Mort smiled. ‘No. I’m just a simple man, comfortable in my skin. I was obviously enjoying myself and not in the least embarrassed, so you weren’t either, and felt free to let your natural impulses off their leash for a while. Don’t worry, you’ll return to your stuffy, hidebound, narrow-minded, bigoted, censorious, conventional selves once you get home.’

‘You’re a little harsh.’

‘You are harsh in your rejection of Procura and others like her. Everyone sells themselves. You sell your legal knowledge, Jane and your wife sell their usefulness as housekeepers and wives. Actors sell their body’s ability to act and entertain. Sex workers are actors, selling their bodies and sexual fantasies instead of intellectual ideas. At Oasis I’m selling my desire to feel useful.’

‘And tonight you’ve been very useful.’ Don produced an envelope. ‘Take this with our profound thanks.’

Mort put it back in Don’s hand. ‘I’ve had a fun time; no need for payment.’

‘As a gift then? You’re just a kid. You’ll need the money.’

‘Don, I’ve more money than I know what to do with. What I did tonight was pure fun, and I love what I’ve been doing so far in Oasis. I’d do that for nothing except I know that people don’t value anything that doesn’t cost them money.’

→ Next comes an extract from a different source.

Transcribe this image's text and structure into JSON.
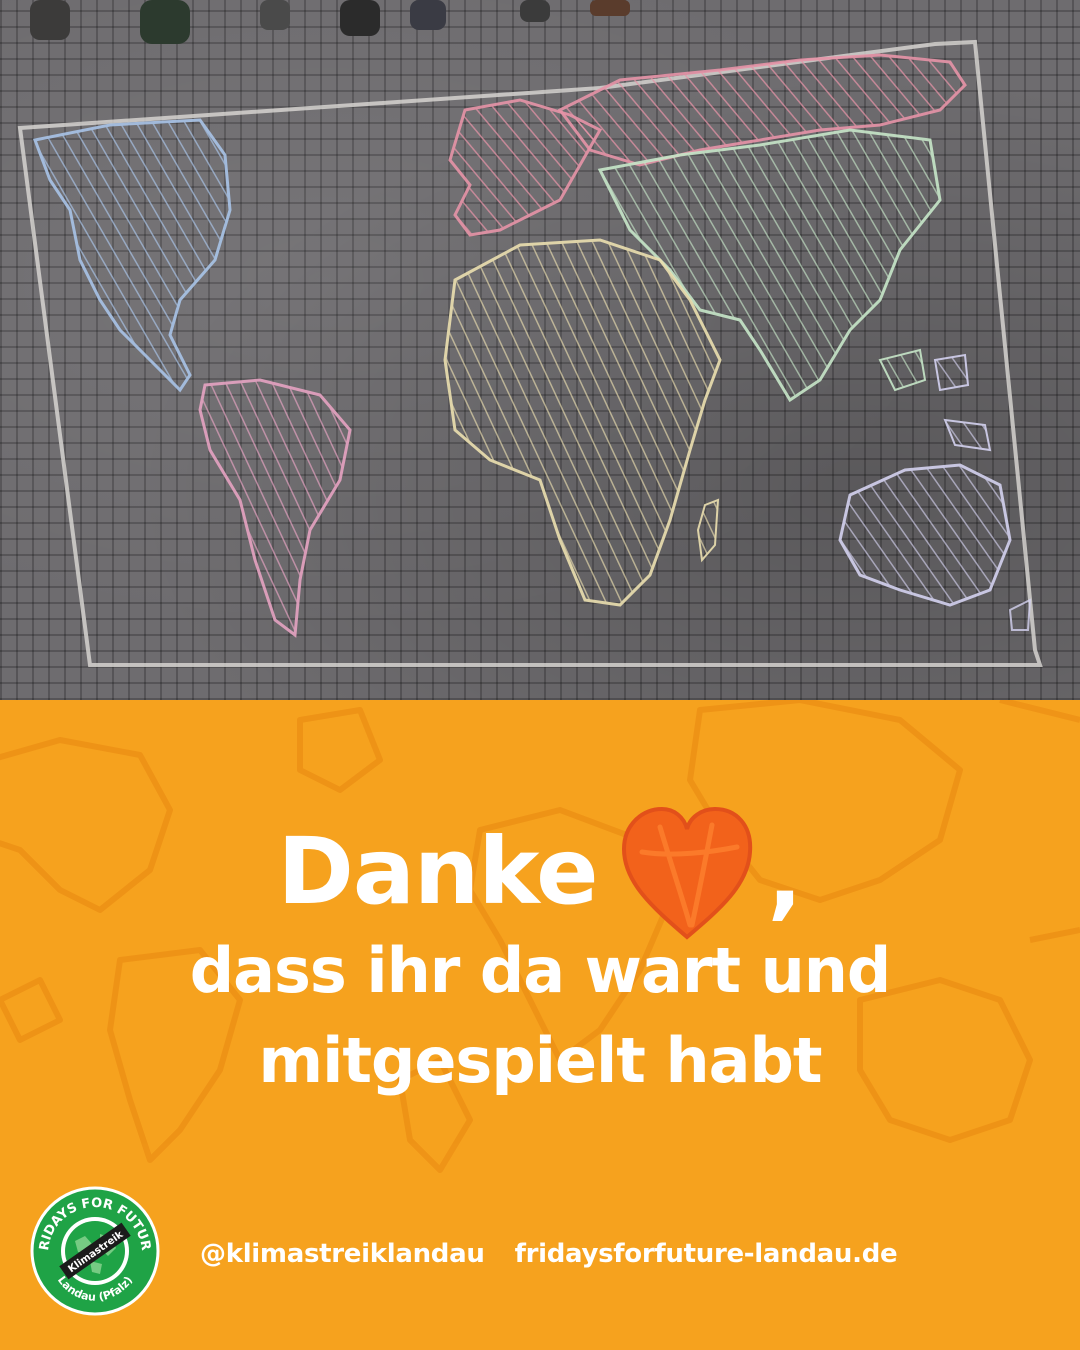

‘I am learning many lessons tonight, Mortaumal.’

‘Please. We’re friends—call me Mort.’

Thoughtfully, Sly and his wife shook Mort’s hand, thanked him for an interesting, fun and unusually enjoyable evening, and left.

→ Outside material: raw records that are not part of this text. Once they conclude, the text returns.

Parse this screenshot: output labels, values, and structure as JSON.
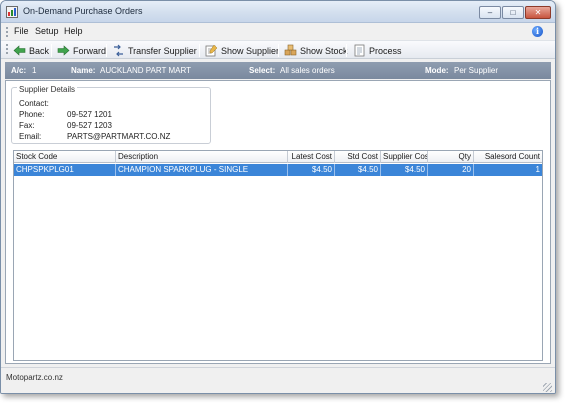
{
  "window": {
    "title": "On-Demand Purchase Orders",
    "buttons": {
      "minimize": "–",
      "maximize": "□",
      "close": "✕"
    }
  },
  "menu": {
    "file": "File",
    "setup": "Setup",
    "help": "Help",
    "info_icon_glyph": "i"
  },
  "toolbar": {
    "back": "Back",
    "forward": "Forward",
    "transfer_supplier": "Transfer Supplier",
    "show_supplier": "Show Supplier",
    "show_stock": "Show Stock",
    "process": "Process"
  },
  "account_bar": {
    "ac_label": "A/c:",
    "ac_value": "1",
    "name_label": "Name:",
    "name_value": "AUCKLAND PART MART",
    "select_label": "Select:",
    "select_value": "All sales orders",
    "mode_label": "Mode:",
    "mode_value": "Per Supplier"
  },
  "supplier_details": {
    "legend": "Supplier Details",
    "contact_label": "Contact:",
    "contact_value": "",
    "phone_label": "Phone:",
    "phone_value": "09-527 1201",
    "fax_label": "Fax:",
    "fax_value": "09-527 1203",
    "email_label": "Email:",
    "email_value": "PARTS@PARTMART.CO.NZ"
  },
  "grid": {
    "columns": [
      "Stock Code",
      "Description",
      "Latest Cost",
      "Std Cost",
      "Supplier Cost",
      "Qty",
      "Salesord Count"
    ],
    "rows": [
      [
        "CHPSPKPLG01",
        "CHAMPION SPARKPLUG - SINGLE",
        "$4.50",
        "$4.50",
        "$4.50",
        "20",
        "1"
      ]
    ]
  },
  "status": {
    "text": "Motopartz.co.nz"
  },
  "colors": {
    "selection": "#3b85d8",
    "account_bar": "#7f8ea3",
    "title_gradient": "#d3dfee"
  },
  "icons": [
    "app-icon",
    "back-arrow-icon",
    "forward-arrow-icon",
    "transfer-icon",
    "show-supplier-icon",
    "show-stock-icon",
    "process-icon",
    "info-icon"
  ]
}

Jane began clearing away and Don offered to accompany Mort back to Arch’s place.

‘You’re quite an actor,’ he said thoughtfully as they wandered along the avenue.’

‘Thanks, but I haven’t been acting.’

‘Would you be prepared to do an acting job for me, for which I would demand the right to pay you?’

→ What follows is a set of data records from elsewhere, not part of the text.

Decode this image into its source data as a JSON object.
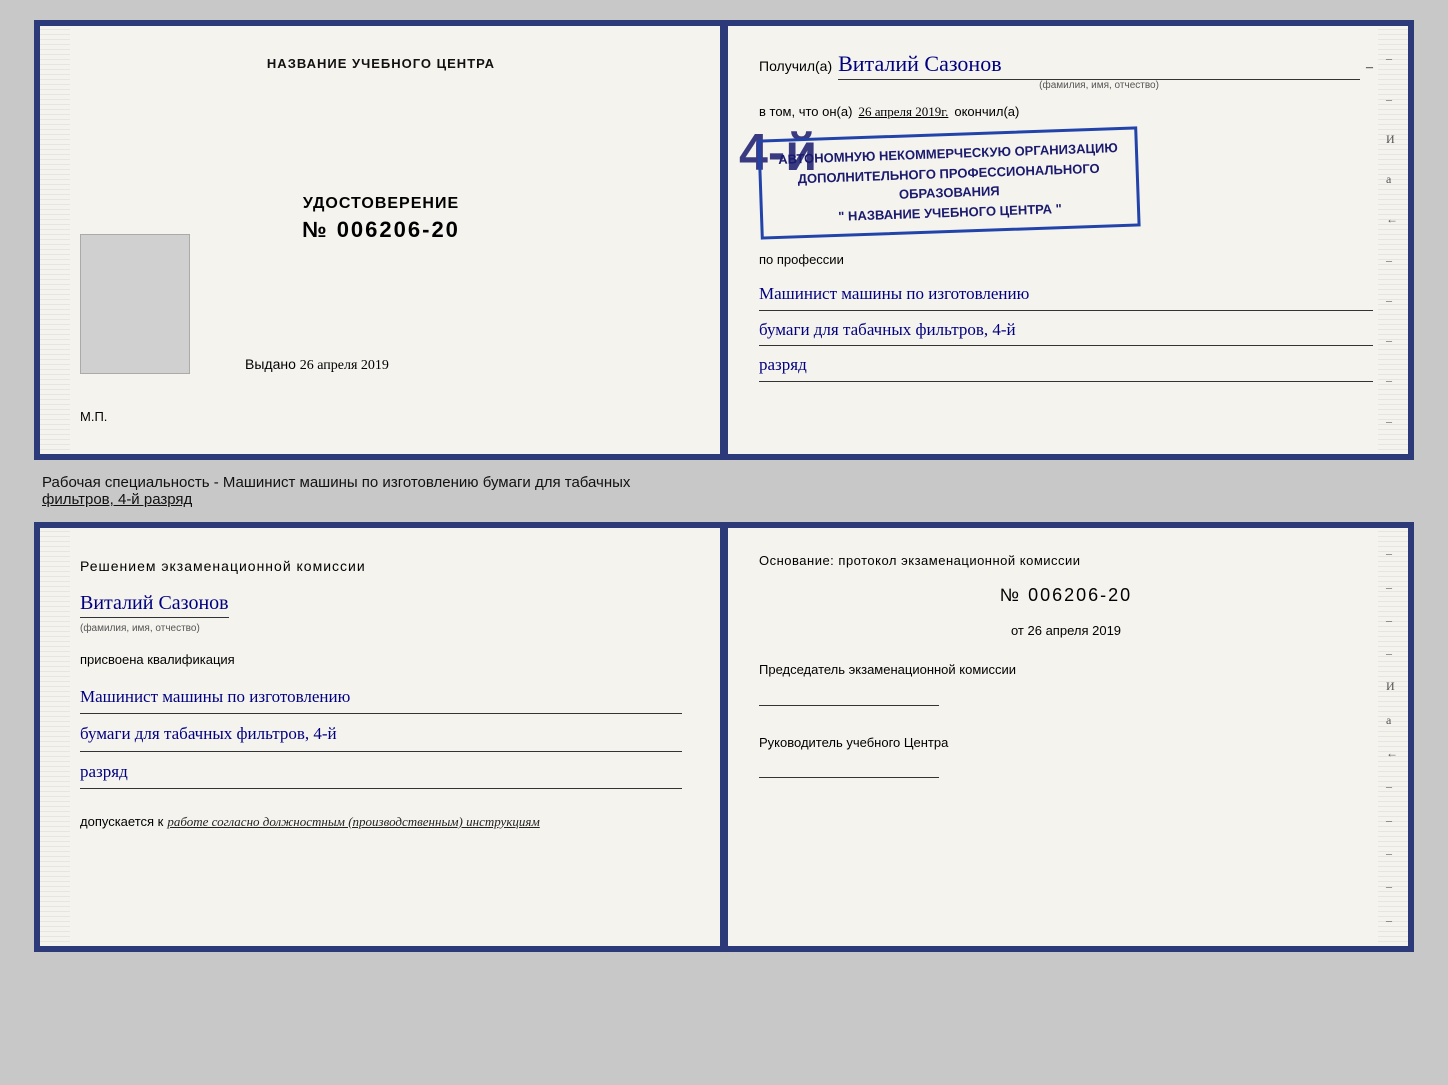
{
  "cert": {
    "left": {
      "header": "НАЗВАНИЕ УЧЕБНОГО ЦЕНТРА",
      "title": "УДОСТОВЕРЕНИЕ",
      "number": "№ 006206-20",
      "issued_label": "Выдано",
      "issued_date": "26 апреля 2019",
      "mp": "М.П."
    },
    "right": {
      "recipient_prefix": "Получил(а)",
      "recipient_name": "Виталий Сазонов",
      "recipient_sub": "(фамилия, имя, отчество)",
      "date_prefix": "в том, что он(а)",
      "date_value": "26 апреля 2019г.",
      "finished_label": "окончил(а)",
      "stamp_4": "4-й",
      "stamp_line1": "АВТОНОМНУЮ НЕКОММЕРЧЕСКУЮ ОРГАНИЗАЦИЮ",
      "stamp_line2": "ДОПОЛНИТЕЛЬНОГО ПРОФЕССИОНАЛЬНОГО ОБРАЗОВАНИЯ",
      "stamp_line3": "\" НАЗВАНИЕ УЧЕБНОГО ЦЕНТРА \"",
      "profession_label": "по профессии",
      "profession_line1": "Машинист машины по изготовлению",
      "profession_line2": "бумаги для табачных фильтров, 4-й",
      "profession_line3": "разряд"
    }
  },
  "middle": {
    "text": "Рабочая специальность - Машинист машины по изготовлению бумаги для табачных",
    "text2": "фильтров, 4-й разряд"
  },
  "bottom": {
    "left": {
      "commission_title": "Решением  экзаменационной  комиссии",
      "name": "Виталий Сазонов",
      "name_sub": "(фамилия, имя, отчество)",
      "qual_label": "присвоена квалификация",
      "qual_line1": "Машинист машины по изготовлению",
      "qual_line2": "бумаги для табачных фильтров, 4-й",
      "qual_line3": "разряд",
      "допускается_prefix": "допускается к",
      "допускается_text": "работе согласно должностным (производственным) инструкциям"
    },
    "right": {
      "osnov_label": "Основание: протокол экзаменационной  комиссии",
      "protocol_number": "№  006206-20",
      "from_label": "от",
      "from_date": "26 апреля 2019",
      "chairman_label": "Председатель экзаменационной комиссии",
      "head_label": "Руководитель учебного Центра"
    }
  }
}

‘That depends on what it is.’

‘I have a recurring fantasy that a handsome young man comes to my room and treats me the way I have had to treat every woman I’ve ever taken to bed. None of my partners have ever bothered to make me feel as special as I have them, and it’s eating a hole in my heart. I know a woman could never understand my fantasy; she’d jeer and call me unpleasant names behind my back. I don’t want a professional sex worker, I want someone pure—like you. I want to know what these women experienced, just once.’

Mort thought so long Don worried he was offended, but held his peace.

‘You are much more sensible and emotionally together than I realised, Don. What you want is very reasonable. How much were you thinking of paying?’

‘One thousand dollars for about two hours.’

‘And what would you like me to do?’

‘Go into the bedroom with me, kiss me, tell me I’m handsome, desirable and all that, remove my clothes sexily, admire my body, kiss me all over. Get me to parade as you did tonight, take me to bed and caress me, bring me to a height of desire and then fuck me.’

‘Have you ever been fucked?’

‘No.’

‘It might hurt.’

‘I don’t care. I have this powerful urge to know what it feels like to have a man’s erection deep inside me, thrusting, swelling and ejaculating—filling me with his semen like you did to Romola on stage last week.’

‘Fellatio wouldn’t do?’

‘No, it isn’t as intimate.’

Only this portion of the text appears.